Après le coup d’Etat raté, le président de la Turquie s’est lancé dans une purge contre son ancien ami et allié Fethullah Gülen.
Le coup d’Etat en Turquie n’avait pas encore échoué que déjà, Recep Tayyip Erdogan accusait Fethullah Gülen d’en être l’instigateur. A 77 ans, ce dernier vit dans l’Etat de Pennsylvanie aux Etats-Unis, depuis 1999. Ce théologien très respecté à travers le monde prône « l’esprit critique comme la fondation de la connaissance qui glorifie Dieu ». Malade, vivant sans ostentation ni vie médiatique, Gülen est à la tête d’une confrérie présente dans de nombreux pays à travers des écoles, des lieux de culte…
Son influence en Turquie était réelle (journaux, sympathisants au cœur de l’administration) jusqu’à que celui qui fut son allié, son ami, ne lui déclare une guerre sans pitié. Gülen et Erdogan ont fondé et placé au pouvoir l’AKP, le parti islamiste qui draine 50% des voix aux élections turques. Ces deux figures de la vie politique et religieuse se sont aimées avant de se honnir mutuellement. Lorsque certains journaux gülenistes ont révélé de gigantesques dossiers de corruption impliquant le clan Erdogan, la réponse fut brutale : arrestations, nationalisations desdits journaux. La dérive autoritaire du président de la République de Turquie prit alors un tournant encore plus brutal.
Gülen favorable au dialogue inter-religieux
Celui qu’on surnomme l’ermite de Pennsylvanie diffère de son ex-allié sur l’avenir de la Turquie.
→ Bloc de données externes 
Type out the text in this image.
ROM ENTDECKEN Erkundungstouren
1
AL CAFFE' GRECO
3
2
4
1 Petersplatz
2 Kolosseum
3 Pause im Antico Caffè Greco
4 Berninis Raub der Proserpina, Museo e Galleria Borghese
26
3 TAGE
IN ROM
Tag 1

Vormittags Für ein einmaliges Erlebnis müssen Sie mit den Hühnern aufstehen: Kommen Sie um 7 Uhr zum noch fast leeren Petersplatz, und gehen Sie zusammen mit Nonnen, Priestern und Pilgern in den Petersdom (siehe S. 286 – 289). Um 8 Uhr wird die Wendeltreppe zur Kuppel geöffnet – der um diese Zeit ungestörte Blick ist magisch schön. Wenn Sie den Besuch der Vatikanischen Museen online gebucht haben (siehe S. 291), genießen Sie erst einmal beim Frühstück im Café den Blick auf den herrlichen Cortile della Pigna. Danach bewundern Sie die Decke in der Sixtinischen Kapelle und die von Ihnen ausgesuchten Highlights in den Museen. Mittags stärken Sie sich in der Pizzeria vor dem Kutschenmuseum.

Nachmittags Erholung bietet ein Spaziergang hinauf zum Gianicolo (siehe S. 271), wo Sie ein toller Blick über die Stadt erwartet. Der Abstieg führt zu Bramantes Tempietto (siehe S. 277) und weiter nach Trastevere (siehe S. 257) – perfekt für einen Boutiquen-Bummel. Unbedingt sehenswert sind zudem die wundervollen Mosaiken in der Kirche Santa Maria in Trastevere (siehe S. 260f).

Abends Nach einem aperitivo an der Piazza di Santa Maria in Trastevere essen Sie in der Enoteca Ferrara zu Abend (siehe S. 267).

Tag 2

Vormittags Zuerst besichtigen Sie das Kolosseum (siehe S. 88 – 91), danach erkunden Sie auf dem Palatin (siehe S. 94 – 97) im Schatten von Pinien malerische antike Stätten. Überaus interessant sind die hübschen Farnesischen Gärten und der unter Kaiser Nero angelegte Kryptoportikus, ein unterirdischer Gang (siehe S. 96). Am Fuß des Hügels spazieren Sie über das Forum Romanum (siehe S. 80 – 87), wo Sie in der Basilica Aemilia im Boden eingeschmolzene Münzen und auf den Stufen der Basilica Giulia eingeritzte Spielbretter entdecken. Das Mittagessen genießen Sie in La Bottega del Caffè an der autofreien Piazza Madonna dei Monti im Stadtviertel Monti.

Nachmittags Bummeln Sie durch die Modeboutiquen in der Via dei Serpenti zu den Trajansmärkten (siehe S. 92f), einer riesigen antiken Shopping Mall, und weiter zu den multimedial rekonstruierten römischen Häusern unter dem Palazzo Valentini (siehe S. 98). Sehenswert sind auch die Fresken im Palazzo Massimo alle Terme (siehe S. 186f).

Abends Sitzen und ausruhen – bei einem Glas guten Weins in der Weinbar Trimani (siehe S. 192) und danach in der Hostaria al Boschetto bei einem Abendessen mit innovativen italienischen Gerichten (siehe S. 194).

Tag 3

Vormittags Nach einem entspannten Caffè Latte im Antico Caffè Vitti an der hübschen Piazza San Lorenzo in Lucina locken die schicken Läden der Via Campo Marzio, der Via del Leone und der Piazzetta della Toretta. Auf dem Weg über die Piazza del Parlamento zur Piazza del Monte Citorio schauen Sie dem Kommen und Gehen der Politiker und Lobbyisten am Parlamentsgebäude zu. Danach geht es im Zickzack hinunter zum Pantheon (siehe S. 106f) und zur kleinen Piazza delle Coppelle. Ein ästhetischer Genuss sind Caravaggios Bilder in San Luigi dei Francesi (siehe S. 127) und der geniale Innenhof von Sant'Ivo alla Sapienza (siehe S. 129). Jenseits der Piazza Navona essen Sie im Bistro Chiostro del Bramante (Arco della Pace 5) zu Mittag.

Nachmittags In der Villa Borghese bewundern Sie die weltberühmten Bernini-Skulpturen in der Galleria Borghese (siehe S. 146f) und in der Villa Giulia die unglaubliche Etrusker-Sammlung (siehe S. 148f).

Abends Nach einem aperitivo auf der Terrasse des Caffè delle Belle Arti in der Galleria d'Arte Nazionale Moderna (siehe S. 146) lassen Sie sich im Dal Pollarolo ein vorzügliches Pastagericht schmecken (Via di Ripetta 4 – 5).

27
Gülen la voit arrimée à l’Europe quand Erdogan mise sur le Moyen-Orient et joue un trouble jeu avec l’Etat Islamique. Trouble jeu qui a pris fin lorsque des attentats ont ensanglanté Ankara et Istanbul. Gülen veut un Islam du savoir, moderne, ouvert au dialogue lorsqu’Erdogan, en disciple des Frères musulmans, veut « réislamiser la société ». Ce que le putsch sans envergure lui permet, avec l’instauration de l’état d’urgence : 43 journaux, 23 radios, 29 maisons d’édition ont été fermés. Plus de 20 000 personnes sont en prison et 42 journalistes, dont des signatures respectées, sont en cours d’emprisonnement.
Gülen a beau expliquer qu’il n’est en rien responsable dans cette tentative militaire d’évincer Erdogan, le régime d’Ankara a officiellement demandé aux autorités américaines de l’expulser vers son pays natal. Cet intellectuel de l’Islam – dont les établissements scolaires ont formé une bonne partie des élites turques – devient l’enjeu diplomatique d’une crise naissante entre Washington et Ankara. Preuve qu’Erdogan est prêt à aller au bras de fer ultime – il menace de quitter l’OTAN – pour obtenir la peau de son ancien allié.